We'll be checking for iterations in the range of 1-8. `iterations = 1` is the default for the `seperate_lungs` function.

In [None]:
for itrs in range(1, 9):
    test_segmented, test_lungfilter, test_outline, test_watershed, test_sobel_gradient = seperate_lungs(test_patient_images[12], itrs)

In [None]:
itr_dict = {'Iterations' : iteration_titles, 'Computation Times (in seconds)': computation_times}

colors = ['#30336b',] * 8
colors[0] = '#eb4d4b'

import plotly.express as px
import plotly.graph_objects as go


fig = go.Figure(data=[go.Bar(
    x=itr_dict['Iterations'],
    y=itr_dict['Computation Times (in seconds)'],
    marker_color = colors
)])
fig.update_traces(texttemplate='%{y:.3s}', textposition='outside')


fig.update_layout(
    title = 'Iterations vs Computation Times',
    yaxis=dict(
        title='Computation Times (in seconds)',
        titlefont_size=16,
        tickfont_size=14,
    ),
    autosize=False,
    width=800,
    height=800)

fig.show()


In [None]:
f, (ax1, ax2) = plt.subplots(1, 2, sharey=True, figsize = (12, 12))

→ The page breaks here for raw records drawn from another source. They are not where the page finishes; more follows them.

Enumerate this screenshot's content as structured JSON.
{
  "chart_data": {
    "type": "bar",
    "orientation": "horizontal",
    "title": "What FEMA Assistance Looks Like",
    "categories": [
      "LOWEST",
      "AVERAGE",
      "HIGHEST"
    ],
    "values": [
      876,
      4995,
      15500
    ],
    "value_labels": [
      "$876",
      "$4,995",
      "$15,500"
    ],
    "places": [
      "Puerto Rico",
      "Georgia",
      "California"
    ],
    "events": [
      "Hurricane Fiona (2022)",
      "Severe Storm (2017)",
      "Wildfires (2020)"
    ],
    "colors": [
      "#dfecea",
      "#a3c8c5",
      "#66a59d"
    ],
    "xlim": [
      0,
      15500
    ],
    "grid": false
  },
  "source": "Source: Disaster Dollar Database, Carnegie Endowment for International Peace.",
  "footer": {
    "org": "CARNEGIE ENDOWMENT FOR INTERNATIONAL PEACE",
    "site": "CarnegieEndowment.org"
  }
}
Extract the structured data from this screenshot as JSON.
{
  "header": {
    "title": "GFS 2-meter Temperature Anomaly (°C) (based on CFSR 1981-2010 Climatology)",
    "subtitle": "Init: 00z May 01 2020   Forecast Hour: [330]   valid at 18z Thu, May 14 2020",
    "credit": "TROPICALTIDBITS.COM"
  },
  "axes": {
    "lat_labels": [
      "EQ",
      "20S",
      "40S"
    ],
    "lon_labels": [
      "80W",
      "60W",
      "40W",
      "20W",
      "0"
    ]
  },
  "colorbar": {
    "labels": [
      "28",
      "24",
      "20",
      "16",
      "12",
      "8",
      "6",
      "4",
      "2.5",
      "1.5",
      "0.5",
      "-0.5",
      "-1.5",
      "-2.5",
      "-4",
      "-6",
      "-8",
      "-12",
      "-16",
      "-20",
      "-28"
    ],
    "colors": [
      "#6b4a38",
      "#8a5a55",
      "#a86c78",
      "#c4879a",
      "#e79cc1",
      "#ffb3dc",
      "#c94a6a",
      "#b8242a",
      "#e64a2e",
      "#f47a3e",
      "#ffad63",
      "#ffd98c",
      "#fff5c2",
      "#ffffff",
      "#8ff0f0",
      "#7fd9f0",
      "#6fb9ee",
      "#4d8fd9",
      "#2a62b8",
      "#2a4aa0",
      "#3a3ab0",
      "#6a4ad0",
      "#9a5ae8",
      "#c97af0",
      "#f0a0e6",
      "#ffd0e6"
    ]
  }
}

ax1.imshow(test_sobel_gradient, cmap='gray')
ax1.set_title("Sobel Gradient")
ax1.axis('off')

ax2.imshow(test_watershed, cmap='gray')
ax2.set_title("Watershed")
ax2.axis('off')

plt.show()

In [None]:
f, (ax1, ax2, ax3) = plt.subplots(1, 3, sharey=True, figsize = (12, 12))

ax1.imshow(test_outline, cmap='gray')
ax1.set_title("Lung Outline")
ax1.axis('off')

ax2.imshow(test_lungfilter, cmap='gray')
ax2.set_title("Lung filter")
ax2.axis('off')

ax3.imshow(test_segmented, cmap='gray')
ax3.set_title("Segmented Lung")
ax3.axis('off')

plt.show()

In [None]:
f, (ax1, ax2) = plt.subplots(1, 2, sharey=True, figsize = (12, 12))

ax1.imshow(test_patient_images[12], cmap='gray')
ax1.set_title("Original Lung")
ax1.axis('off')

ax2.imshow(test_segmented, cmap='gray')
ax2.set_title("Segmented Lung")
ax2.axis('off')

plt.show()

# Conclusion:

In this kernel, we discussed about:

- Idea behind Watershed Transformation
- Loading Scans
- Getting HU values from pixel data
- Drawback of Watershed Transforamtion
- Moving to Marker-Controlled Watershed Transformation
- Creating Internal, External and Watershed Markers
- Using Sobel Gradient
- Performing Black Top-hat Morphology
- Getting the segmented lung images

I think that there's still a long way to go in this competition. These segmented lung images can be used for determination of lung volume or for any other purpose.

Watershed transformation is comparatively better than algorithms. We use a marker-based approach which reduces the chances of over-segmentation and preserves the original lung border very accurately.